Les aides financières attribuées pour faciliter l'installation en cours ou à venir "se sont élevées à environ 205 millions d'euros en 2023 et ont bénéficié à 15.000 médecins et à 2.000 étudiants en médecine" – la moitié du montant au titre des zones sanitaires, l'autre moitié au titre des zones économiques. "Leur analyse fait apparaître des effets d’aubaine et une relative inefficience", selon la Cour des comptes qui pointe un phénomène de cumul de la part de certains médecins.

À cela, s'ajoutent les soutiens financiers des différents échelons de collectivités territoriales. La Cour des comptes déclare ne pas pouvoir évaluer leur montant, "mais les initiatives sont nombreuses et les dépenses consenties sont importantes" et "pourraient même se révéler supérieures à celles versées par l’État". 

Un "schéma départemental d’initiatives concertées" pour coordonner les aides 

Dans les zones de soutien à l'emploi, les médecins perçoivent des aides en tant qu'entreprises (notamment des exonérations fiscales et réductions d'impôts), au titre du développement économique et "sans contrepartie en termes de services rendus aux patients". La Cour des comptes les juge inefficaces : lorsque zonages sanitaires et économiques se superposent, ils "[augmentent] le coût d’installation des médecins sans augmenter leur nombre" ; à l'inverse, "lorsque les zonages ne se superposent pas, les deux catégories de dispositifs entrent en concurrence et peuvent se neutraliser, tout en coûtant de la ressource fiscale". 

La Cour recommande donc de supprimer l'exonération fiscale des bénéfices non commerciaux pour les médecins exerçant dans ces zones prioritaires, mais aussi deux dispositifs récents issus de l’article 51 de la loi de financement de la sécurité sociale pour 2020 (contrats de début d’exercice et exonérations sociales).
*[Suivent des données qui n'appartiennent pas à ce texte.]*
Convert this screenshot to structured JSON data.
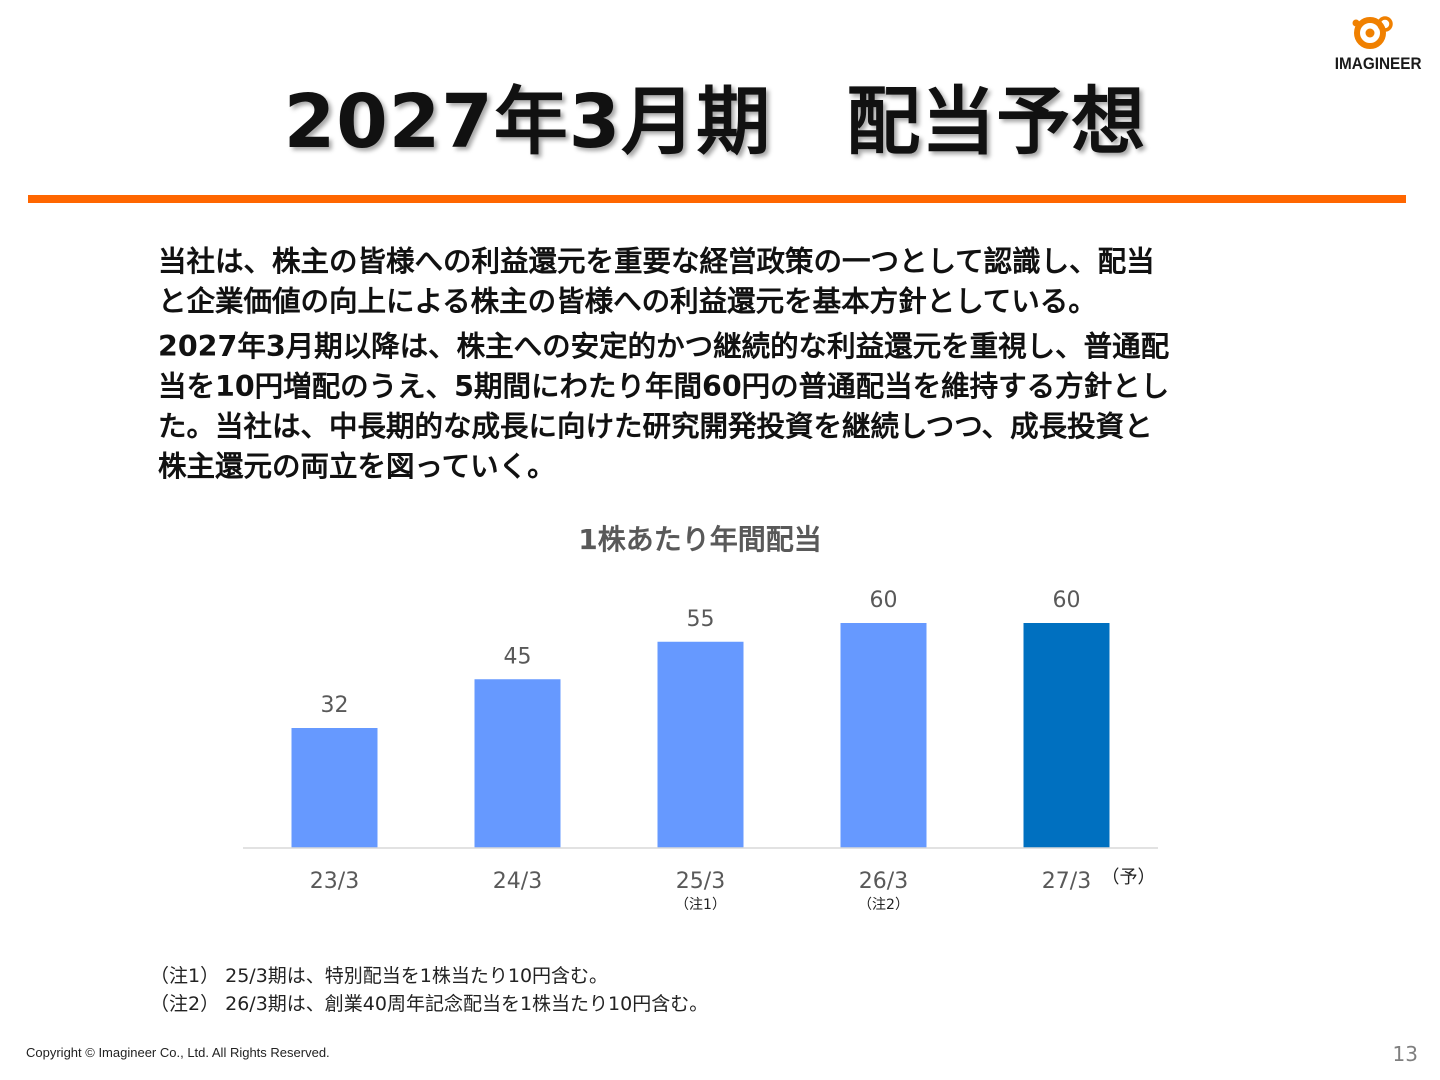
{
  "slide": {
    "title": "2027年3月期　配当予想",
    "logo_text": "IMAGINEER",
    "accent_color": "#ff6600"
  },
  "body": {
    "paragraph1": [
      "当社は、株主の皆様への利益還元を重要な経営政策の一つとして認識し、配当",
      "と企業価値の向上による株主の皆様への利益還元を基本方針としている。"
    ],
    "paragraph2": [
      "2027年3月期以降は、株主への安定的かつ継続的な利益還元を重視し、普通配",
      "当を10円増配のうえ、5期間にわたり年間60円の普通配当を維持する方針とし",
      "た。当社は、中長期的な成長に向けた研究開発投資を継続しつつ、成長投資と",
      "株主還元の両立を図っていく。"
    ]
  },
  "chart_data": {
    "type": "bar",
    "title": "1株あたり年間配当",
    "categories": [
      "23/3",
      "24/3",
      "25/3",
      "26/3",
      "27/3"
    ],
    "values": [
      32,
      45,
      55,
      60,
      60
    ],
    "category_notes": [
      "",
      "",
      "（注1）",
      "（注2）",
      "（予）"
    ],
    "bar_colors": [
      "#6699ff",
      "#6699ff",
      "#6699ff",
      "#6699ff",
      "#0070c0"
    ],
    "ylim": [
      0,
      70
    ],
    "data_labels": true,
    "gridlines": false,
    "legend": false
  },
  "footnotes": [
    "（注1） 25/3期は、特別配当を1株当たり10円含む。",
    "（注2） 26/3期は、創業40周年記念配当を1株当たり10円含む。"
  ],
  "footer": {
    "copyright": "Copyright ©  Imagineer Co., Ltd. All Rights Reserved.",
    "page_number": "13"
  }
}
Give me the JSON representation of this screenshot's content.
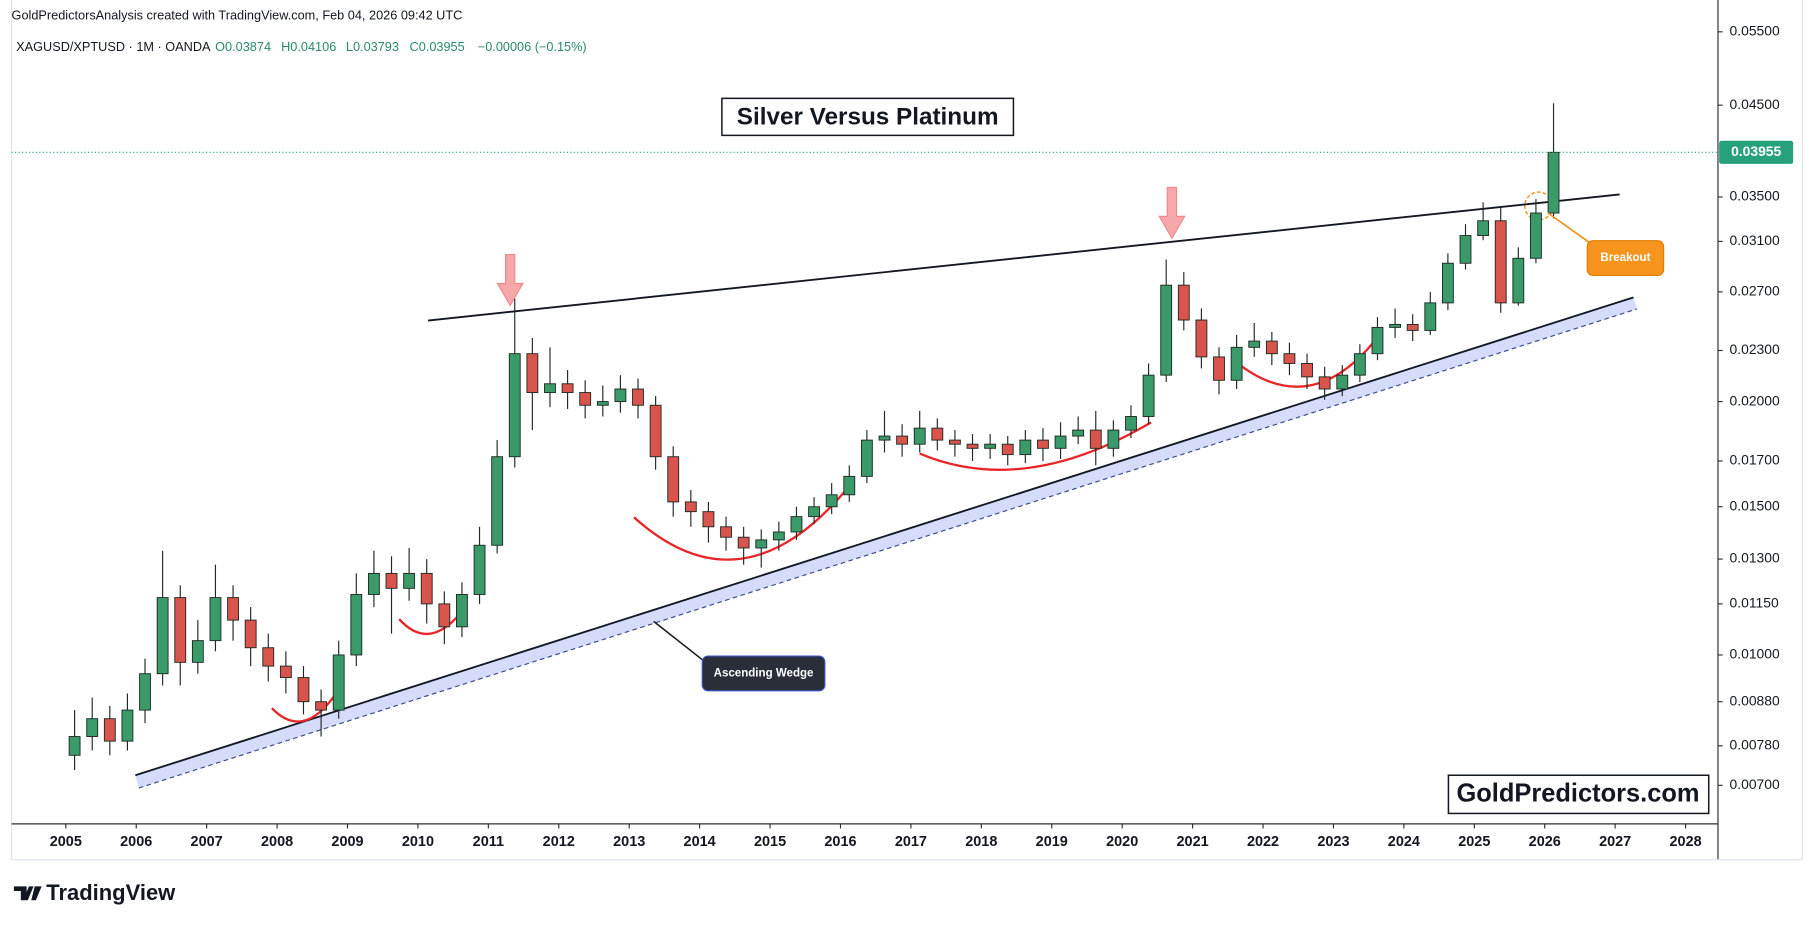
{
  "chart_data": {
    "type": "candlestick",
    "header": "GoldPredictorsAnalysis created with TradingView.com, Feb 04, 2026 09:42 UTC",
    "symbol": "XAGUSD/XPTUSD · 1M · OANDA",
    "ohlc": [
      "O0.03874",
      "H0.04106",
      "L0.03793",
      "C0.03955",
      "−0.00006 (−0.15%)"
    ],
    "title": "Silver Versus Platinum",
    "watermark": "GoldPredictors.com",
    "annotations": [
      "Ascending Wedge",
      "Breakout"
    ],
    "logo": "TradingView",
    "log_scale": true,
    "grid": false,
    "up_color": "#3a9a6a",
    "down_color": "#d9544c",
    "last_price": 0.03955,
    "last_price_color": "#26a17b",
    "x": [
      2005.125,
      2005.375,
      2005.625,
      2005.875,
      2006.125,
      2006.375,
      2006.625,
      2006.875,
      2007.125,
      2007.375,
      2007.625,
      2007.875,
      2008.125,
      2008.375,
      2008.625,
      2008.875,
      2009.125,
      2009.375,
      2009.625,
      2009.875,
      2010.125,
      2010.375,
      2010.625,
      2010.875,
      2011.125,
      2011.375,
      2011.625,
      2011.875,
      2012.125,
      2012.375,
      2012.625,
      2012.875,
      2013.125,
      2013.375,
      2013.625,
      2013.875,
      2014.125,
      2014.375,
      2014.625,
      2014.875,
      2015.125,
      2015.375,
      2015.625,
      2015.875,
      2016.125,
      2016.375,
      2016.625,
      2016.875,
      2017.125,
      2017.375,
      2017.625,
      2017.875,
      2018.125,
      2018.375,
      2018.625,
      2018.875,
      2019.125,
      2019.375,
      2019.625,
      2019.875,
      2020.125,
      2020.375,
      2020.625,
      2020.875,
      2021.125,
      2021.375,
      2021.625,
      2021.875,
      2022.125,
      2022.375,
      2022.625,
      2022.875,
      2023.125,
      2023.375,
      2023.625,
      2023.875,
      2024.125,
      2024.375,
      2024.625,
      2024.875,
      2025.125,
      2025.375,
      2025.625,
      2025.875,
      2026.125
    ],
    "open": [
      0.0076,
      0.008,
      0.0084,
      0.0079,
      0.0086,
      0.0095,
      0.0117,
      0.0098,
      0.0104,
      0.0117,
      0.011,
      0.0102,
      0.0097,
      0.0094,
      0.0088,
      0.0086,
      0.01,
      0.0118,
      0.0125,
      0.012,
      0.0125,
      0.0115,
      0.0108,
      0.0118,
      0.0135,
      0.0172,
      0.0228,
      0.0205,
      0.021,
      0.0205,
      0.0198,
      0.02,
      0.0207,
      0.0198,
      0.0172,
      0.0152,
      0.0148,
      0.0142,
      0.0138,
      0.0134,
      0.0137,
      0.014,
      0.0146,
      0.015,
      0.0155,
      0.0163,
      0.018,
      0.0182,
      0.0178,
      0.0186,
      0.018,
      0.0178,
      0.0176,
      0.0178,
      0.0173,
      0.018,
      0.0176,
      0.0182,
      0.0185,
      0.0176,
      0.0185,
      0.0192,
      0.0215,
      0.0275,
      0.025,
      0.0226,
      0.0212,
      0.0232,
      0.0236,
      0.0228,
      0.0222,
      0.0214,
      0.0207,
      0.0215,
      0.0228,
      0.0245,
      0.0247,
      0.0243,
      0.0262,
      0.0292,
      0.0315,
      0.0328,
      0.0262,
      0.0296,
      0.0335
    ],
    "high": [
      0.0086,
      0.0089,
      0.0087,
      0.009,
      0.0099,
      0.0133,
      0.0121,
      0.011,
      0.0128,
      0.0121,
      0.0114,
      0.0106,
      0.0101,
      0.0097,
      0.0091,
      0.0104,
      0.0125,
      0.0133,
      0.0131,
      0.0134,
      0.013,
      0.0119,
      0.0122,
      0.0142,
      0.018,
      0.0265,
      0.0238,
      0.0232,
      0.0218,
      0.0212,
      0.0209,
      0.0215,
      0.0213,
      0.0203,
      0.0177,
      0.0157,
      0.0152,
      0.0146,
      0.0142,
      0.0141,
      0.0144,
      0.015,
      0.0154,
      0.016,
      0.0168,
      0.0185,
      0.0195,
      0.0188,
      0.0195,
      0.0191,
      0.0185,
      0.0183,
      0.0183,
      0.0182,
      0.0185,
      0.0186,
      0.0189,
      0.0192,
      0.0195,
      0.019,
      0.0198,
      0.0222,
      0.0295,
      0.0285,
      0.0258,
      0.0232,
      0.024,
      0.0248,
      0.0242,
      0.0235,
      0.0228,
      0.022,
      0.0221,
      0.0234,
      0.0252,
      0.0258,
      0.0254,
      0.027,
      0.03,
      0.0325,
      0.0345,
      0.034,
      0.0305,
      0.0348,
      0.04523
    ],
    "low": [
      0.0073,
      0.0077,
      0.0076,
      0.0077,
      0.0083,
      0.0092,
      0.0092,
      0.0095,
      0.0101,
      0.0104,
      0.0097,
      0.0093,
      0.009,
      0.0085,
      0.008,
      0.0084,
      0.0097,
      0.0114,
      0.0106,
      0.0116,
      0.0109,
      0.0103,
      0.0105,
      0.0115,
      0.0132,
      0.0167,
      0.0185,
      0.0197,
      0.0196,
      0.0191,
      0.0192,
      0.0194,
      0.0191,
      0.0166,
      0.0146,
      0.0142,
      0.0136,
      0.0133,
      0.0128,
      0.0127,
      0.0133,
      0.0137,
      0.0143,
      0.0147,
      0.0152,
      0.016,
      0.0174,
      0.0172,
      0.0174,
      0.0175,
      0.0172,
      0.017,
      0.0171,
      0.0168,
      0.0169,
      0.017,
      0.0171,
      0.0178,
      0.0168,
      0.0172,
      0.0181,
      0.0188,
      0.0211,
      0.0243,
      0.0219,
      0.0204,
      0.0207,
      0.0226,
      0.0221,
      0.0215,
      0.0207,
      0.0201,
      0.0203,
      0.0211,
      0.0224,
      0.0238,
      0.0236,
      0.024,
      0.0257,
      0.0287,
      0.0311,
      0.0255,
      0.026,
      0.0292,
      0.033
    ],
    "close": [
      0.008,
      0.0084,
      0.0079,
      0.0086,
      0.0095,
      0.0117,
      0.0098,
      0.0104,
      0.0117,
      0.011,
      0.0102,
      0.0097,
      0.0094,
      0.0088,
      0.0086,
      0.01,
      0.0118,
      0.0125,
      0.012,
      0.0125,
      0.0115,
      0.0108,
      0.0118,
      0.0135,
      0.0172,
      0.0228,
      0.0205,
      0.021,
      0.0205,
      0.0198,
      0.02,
      0.0207,
      0.0198,
      0.0172,
      0.0152,
      0.0148,
      0.0142,
      0.0138,
      0.0134,
      0.0137,
      0.014,
      0.0146,
      0.015,
      0.0155,
      0.0163,
      0.018,
      0.0182,
      0.0178,
      0.0186,
      0.018,
      0.0178,
      0.0176,
      0.0178,
      0.0173,
      0.018,
      0.0176,
      0.0182,
      0.0185,
      0.0176,
      0.0185,
      0.0192,
      0.0215,
      0.0275,
      0.025,
      0.0226,
      0.0212,
      0.0232,
      0.0236,
      0.0228,
      0.0222,
      0.0214,
      0.0207,
      0.0215,
      0.0228,
      0.0245,
      0.0247,
      0.0243,
      0.0262,
      0.0292,
      0.0315,
      0.0328,
      0.0262,
      0.0296,
      0.0335,
      0.03955
    ],
    "xlim": [
      2004.23,
      2028.46
    ],
    "xticks": [
      2005,
      2006,
      2007,
      2008,
      2009,
      2010,
      2011,
      2012,
      2013,
      2014,
      2015,
      2016,
      2017,
      2018,
      2019,
      2020,
      2021,
      2022,
      2023,
      2024,
      2025,
      2026,
      2027,
      2028
    ],
    "ylim": [
      0.0063,
      0.06
    ],
    "yticks": [
      {
        "value": 0.007,
        "label": "0.00700"
      },
      {
        "value": 0.0078,
        "label": "0.00780"
      },
      {
        "value": 0.0088,
        "label": "0.00880"
      },
      {
        "value": 0.01,
        "label": "0.01000"
      },
      {
        "value": 0.0115,
        "label": "0.01150"
      },
      {
        "value": 0.013,
        "label": "0.01300"
      },
      {
        "value": 0.015,
        "label": "0.01500"
      },
      {
        "value": 0.017,
        "label": "0.01700"
      },
      {
        "value": 0.02,
        "label": "0.02000"
      },
      {
        "value": 0.023,
        "label": "0.02300"
      },
      {
        "value": 0.027,
        "label": "0.02700"
      },
      {
        "value": 0.031,
        "label": "0.03100"
      },
      {
        "value": 0.035,
        "label": "0.03500"
      },
      {
        "value": 0.045,
        "label": "0.04500"
      },
      {
        "value": 0.055,
        "label": "0.05500"
      }
    ]
  }
}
Elle préconise également de limiter "à dix ans la durée de perception de l’aide versée au titre du contrat d’engagement de service public (CESP)" et de "contrôler le respect de l’engagement d’exercice et de sa durée en zone sous-dense des médecins ayant bénéficié de cette aide pendant leurs études". 

Surtout, les juges de la rue Cambon appellent à davantage de pilotage à travers l'établissement d'un "schéma départemental d’initiatives concertées pour les aides à l’installation des médecins" destiné à garantir la cohérence entre les aides de l'État, de la Cnam et des collectivités. Sur la base de ce schéma, les aides financières aux médecins seraient attribuées dans le cadre d’appels à manifestation d’intérêt conjoints. Et, pour rationaliser l'attribution de ces aides, il est proposé de mettre à la disposition des partenaires locaux du schéma "une base de données commune sur les besoins et sur l’offre de soins primaires, territorialisées" à l'échelle du département et de chaque échelon pertinent. 

La Cour des comptes rappelle enfin que les aides financières "n’ont un effet significatif sur la densité médicale dans les territoires sous-dotés que lorsqu’elles interviennent dans un contexte d’exercice collectif". Elle encourage donc les pouvoirs publics à dégager des moyens pour faciliter l’exercice coordonné.